Aktivitäten | Meran & Umgebung - Südtirols Süden
„Pilgern“ zum Heu-Walter am Niedersteinhof
Wir starten beim bekannten Sandwirt, dem Geburtshaus von Andreas Hofer. Hier schlendern wir den Gandöllenweg taleinwärts Richtung St. Leonhard. Unter der Brücke geht es dann an den Sportplätzen und der Kletterhalle vorbei immer weiter der rauschenden Passer entlang. Dieser Kreuzweg führt uns nach etwa einer halben Stunde zum Weiler Gomion, dem Standort eines sehr schön erhaltenen Schildhofes. Ein besinnlicher Moment in der dortigen Kapelle ist allen anzuraten.

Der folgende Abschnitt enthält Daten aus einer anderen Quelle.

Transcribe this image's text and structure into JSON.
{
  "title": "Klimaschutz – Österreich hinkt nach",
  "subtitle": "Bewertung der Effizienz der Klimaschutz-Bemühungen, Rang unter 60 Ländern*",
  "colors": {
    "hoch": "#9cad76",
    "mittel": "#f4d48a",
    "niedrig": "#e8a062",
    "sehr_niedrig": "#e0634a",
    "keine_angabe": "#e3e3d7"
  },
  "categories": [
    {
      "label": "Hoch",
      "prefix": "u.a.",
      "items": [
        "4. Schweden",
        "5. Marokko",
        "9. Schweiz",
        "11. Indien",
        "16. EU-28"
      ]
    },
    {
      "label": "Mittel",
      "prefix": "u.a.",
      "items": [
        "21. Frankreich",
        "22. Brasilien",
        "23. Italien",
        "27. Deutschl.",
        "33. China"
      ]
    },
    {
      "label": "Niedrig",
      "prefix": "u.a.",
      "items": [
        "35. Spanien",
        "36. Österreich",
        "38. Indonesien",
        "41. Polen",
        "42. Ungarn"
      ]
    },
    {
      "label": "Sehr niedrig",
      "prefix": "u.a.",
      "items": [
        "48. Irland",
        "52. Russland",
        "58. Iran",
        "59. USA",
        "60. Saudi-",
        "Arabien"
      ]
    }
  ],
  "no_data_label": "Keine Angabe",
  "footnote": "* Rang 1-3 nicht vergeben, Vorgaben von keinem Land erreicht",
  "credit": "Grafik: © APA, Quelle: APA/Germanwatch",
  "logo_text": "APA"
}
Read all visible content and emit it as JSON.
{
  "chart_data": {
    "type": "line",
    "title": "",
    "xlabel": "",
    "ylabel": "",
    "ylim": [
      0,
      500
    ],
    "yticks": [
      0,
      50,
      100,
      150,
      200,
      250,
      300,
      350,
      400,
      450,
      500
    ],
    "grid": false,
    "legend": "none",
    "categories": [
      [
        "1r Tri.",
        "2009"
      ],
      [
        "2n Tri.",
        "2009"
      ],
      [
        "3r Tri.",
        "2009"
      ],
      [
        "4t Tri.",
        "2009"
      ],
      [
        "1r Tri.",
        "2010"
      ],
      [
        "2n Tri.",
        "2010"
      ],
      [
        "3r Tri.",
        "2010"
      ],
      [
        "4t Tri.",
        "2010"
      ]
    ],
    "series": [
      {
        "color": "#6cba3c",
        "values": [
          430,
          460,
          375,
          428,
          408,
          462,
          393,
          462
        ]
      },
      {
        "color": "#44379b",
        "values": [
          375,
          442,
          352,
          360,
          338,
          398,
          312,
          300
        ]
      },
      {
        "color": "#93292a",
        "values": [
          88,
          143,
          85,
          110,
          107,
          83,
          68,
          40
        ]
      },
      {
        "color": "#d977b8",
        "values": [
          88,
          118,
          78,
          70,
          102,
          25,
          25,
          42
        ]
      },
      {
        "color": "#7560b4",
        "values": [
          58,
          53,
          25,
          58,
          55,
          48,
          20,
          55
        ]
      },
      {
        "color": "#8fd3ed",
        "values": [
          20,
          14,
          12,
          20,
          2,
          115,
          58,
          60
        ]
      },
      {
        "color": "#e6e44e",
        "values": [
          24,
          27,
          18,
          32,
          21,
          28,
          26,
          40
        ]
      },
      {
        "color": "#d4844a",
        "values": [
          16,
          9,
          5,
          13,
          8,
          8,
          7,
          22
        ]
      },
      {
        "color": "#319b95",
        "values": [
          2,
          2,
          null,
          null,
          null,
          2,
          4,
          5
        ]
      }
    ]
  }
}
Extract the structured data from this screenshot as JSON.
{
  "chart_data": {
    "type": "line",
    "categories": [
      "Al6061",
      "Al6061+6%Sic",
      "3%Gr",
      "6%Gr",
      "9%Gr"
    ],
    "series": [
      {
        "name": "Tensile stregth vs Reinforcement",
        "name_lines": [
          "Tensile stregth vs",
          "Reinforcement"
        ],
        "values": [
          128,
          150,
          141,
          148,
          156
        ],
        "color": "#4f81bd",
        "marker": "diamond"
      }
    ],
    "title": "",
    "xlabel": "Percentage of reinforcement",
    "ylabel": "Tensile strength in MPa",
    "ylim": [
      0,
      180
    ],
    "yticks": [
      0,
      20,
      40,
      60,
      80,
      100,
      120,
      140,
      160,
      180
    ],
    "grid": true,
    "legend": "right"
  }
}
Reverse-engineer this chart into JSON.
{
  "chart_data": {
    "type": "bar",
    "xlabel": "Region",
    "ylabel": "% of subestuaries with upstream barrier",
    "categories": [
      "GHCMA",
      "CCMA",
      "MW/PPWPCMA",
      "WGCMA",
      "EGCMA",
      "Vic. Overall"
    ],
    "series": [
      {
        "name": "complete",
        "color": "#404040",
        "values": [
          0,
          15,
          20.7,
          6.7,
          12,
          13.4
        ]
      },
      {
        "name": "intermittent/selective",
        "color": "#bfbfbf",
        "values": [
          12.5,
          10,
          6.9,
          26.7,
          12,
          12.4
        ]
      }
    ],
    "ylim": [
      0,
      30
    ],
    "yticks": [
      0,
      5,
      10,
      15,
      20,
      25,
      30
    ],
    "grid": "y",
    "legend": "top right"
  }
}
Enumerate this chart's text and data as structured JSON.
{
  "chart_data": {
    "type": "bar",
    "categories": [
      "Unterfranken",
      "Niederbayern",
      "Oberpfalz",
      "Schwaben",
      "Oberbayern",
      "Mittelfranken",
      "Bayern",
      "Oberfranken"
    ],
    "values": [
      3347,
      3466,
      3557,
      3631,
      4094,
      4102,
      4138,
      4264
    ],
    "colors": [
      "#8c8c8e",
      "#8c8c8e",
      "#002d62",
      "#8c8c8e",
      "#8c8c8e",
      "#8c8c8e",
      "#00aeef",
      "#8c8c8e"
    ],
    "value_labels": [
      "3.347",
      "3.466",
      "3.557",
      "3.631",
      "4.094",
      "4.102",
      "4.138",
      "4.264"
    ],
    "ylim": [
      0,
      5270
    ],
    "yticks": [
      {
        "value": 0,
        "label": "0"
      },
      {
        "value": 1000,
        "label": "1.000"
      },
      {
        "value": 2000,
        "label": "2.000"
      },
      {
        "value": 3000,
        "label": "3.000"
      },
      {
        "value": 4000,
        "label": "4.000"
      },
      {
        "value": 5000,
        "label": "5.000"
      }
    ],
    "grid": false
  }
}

Von Gomion nach St. Leonhard
Mit geistigem Segen geht es nun ca. 50 Meter wieder talauswärts, wo wir vorsichtig die Straße überqueren und den Weg Nr. 10 Richtung Stuls emporsteigen. Die saftigen Wiesen sind übersäht von zahlreichen Blumen und nach ca. 20 Minuten verlassen wir den Weg Nr. 10 und zweigen am Weg Nr. 7 ab in Richtung St. Leonhard. Es dauert nicht lange, bis wir beim Niedersteinhof ankommen. Jungbauer Walter Moosmair führt uns auf seinem Biolandhof durch den Stall, vorbei an Kühen, Kälbern, Hennen und Schweinen und begleitet uns dann zu seinem Stadel, der Zentrale der Südtiroler Bergwiesenheu-Genossenschaft.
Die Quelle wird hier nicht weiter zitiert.